Date | Thursday, September 15, 2022 |
Venue | Fave Hotel MEX Building 7th floor Pregolan St No. 1, Surabaya |
Time | 09:00 (GMT+7) |
Agenda | EGMS - Approval of the proposed takeover of the company, by KASIKORN VISION FINANCIAL COMPANY Pte. Ltd. (“KVF”) as a wholly-owned subsidiary of KASIKORNBANK PUBLIC COMPANY Limited (“Kbank”) through the shares purchase in the company, a combination of the sale of the company's shares, namely: PT Maspion for 12.46%, PT Alim Investindo for 8, 17%, PT Husin Investama at 2.81%, PT Maspion Investindo at 2.46% and 5 Individual Shareholders at 4.11% to KVF; and the purchase of new shares to increase capital with Pre-emptive Rights II, resulting in KVF and Kbank jointly owning at least 67.5% shares in the company ["Acquisition"]; including approval of the takeover draft and the concept of the acquisition deed in accordance with the Financial Services Authority (“OJK”) Regulation No. 41/POJK.03/2019 regarding Merger, Consolidation, Acquisition, Integration, and Conversion of Commercial Banks ("POJK 41/2019") and the prevailing laws and regulations.
- Approval of changes to the company's controlling shareholder.

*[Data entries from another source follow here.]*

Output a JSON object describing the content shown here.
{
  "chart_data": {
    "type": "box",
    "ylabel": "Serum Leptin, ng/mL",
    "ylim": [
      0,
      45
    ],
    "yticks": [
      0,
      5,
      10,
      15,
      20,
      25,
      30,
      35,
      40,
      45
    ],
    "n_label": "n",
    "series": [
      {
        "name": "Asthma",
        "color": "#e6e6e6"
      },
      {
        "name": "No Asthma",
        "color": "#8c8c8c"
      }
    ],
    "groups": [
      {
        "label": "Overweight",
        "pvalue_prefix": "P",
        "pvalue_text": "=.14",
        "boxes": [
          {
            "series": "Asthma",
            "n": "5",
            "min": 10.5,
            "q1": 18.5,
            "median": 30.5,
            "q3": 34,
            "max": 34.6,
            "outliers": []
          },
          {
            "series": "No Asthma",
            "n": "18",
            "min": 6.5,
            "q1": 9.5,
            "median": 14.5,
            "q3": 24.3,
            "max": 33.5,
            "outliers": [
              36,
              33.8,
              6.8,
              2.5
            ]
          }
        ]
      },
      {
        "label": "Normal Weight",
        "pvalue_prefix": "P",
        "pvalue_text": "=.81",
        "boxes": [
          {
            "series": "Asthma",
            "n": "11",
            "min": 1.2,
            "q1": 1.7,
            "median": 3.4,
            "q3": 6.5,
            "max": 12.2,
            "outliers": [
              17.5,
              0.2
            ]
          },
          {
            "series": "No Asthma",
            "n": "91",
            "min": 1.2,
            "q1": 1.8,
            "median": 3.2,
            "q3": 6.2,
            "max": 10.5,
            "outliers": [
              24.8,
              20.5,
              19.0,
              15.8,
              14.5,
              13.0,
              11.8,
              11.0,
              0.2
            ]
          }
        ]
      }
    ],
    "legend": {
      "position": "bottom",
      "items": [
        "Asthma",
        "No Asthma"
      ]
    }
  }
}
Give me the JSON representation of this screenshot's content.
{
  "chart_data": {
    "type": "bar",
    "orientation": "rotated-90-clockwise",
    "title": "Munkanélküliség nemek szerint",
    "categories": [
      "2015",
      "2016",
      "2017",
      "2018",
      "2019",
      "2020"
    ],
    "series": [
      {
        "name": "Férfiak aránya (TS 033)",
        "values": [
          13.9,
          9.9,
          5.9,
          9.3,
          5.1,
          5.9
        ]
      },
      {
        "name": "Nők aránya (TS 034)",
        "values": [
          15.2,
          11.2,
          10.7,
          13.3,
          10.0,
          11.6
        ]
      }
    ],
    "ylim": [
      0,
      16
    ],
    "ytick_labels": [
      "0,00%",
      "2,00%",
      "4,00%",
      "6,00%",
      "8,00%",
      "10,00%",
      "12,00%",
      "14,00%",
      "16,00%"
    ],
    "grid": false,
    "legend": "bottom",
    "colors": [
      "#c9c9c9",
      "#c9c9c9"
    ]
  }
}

- Approval of changes to the Board of Directors and Board of Commissioners composition, effective as of the last date on: (i) completion of the company's takeover; and (ii) the date on which the results of the Fit and Proper Test obtained from the Financial Services Authority for the appointment of candidates of Board of Directors and Board of Commissioners.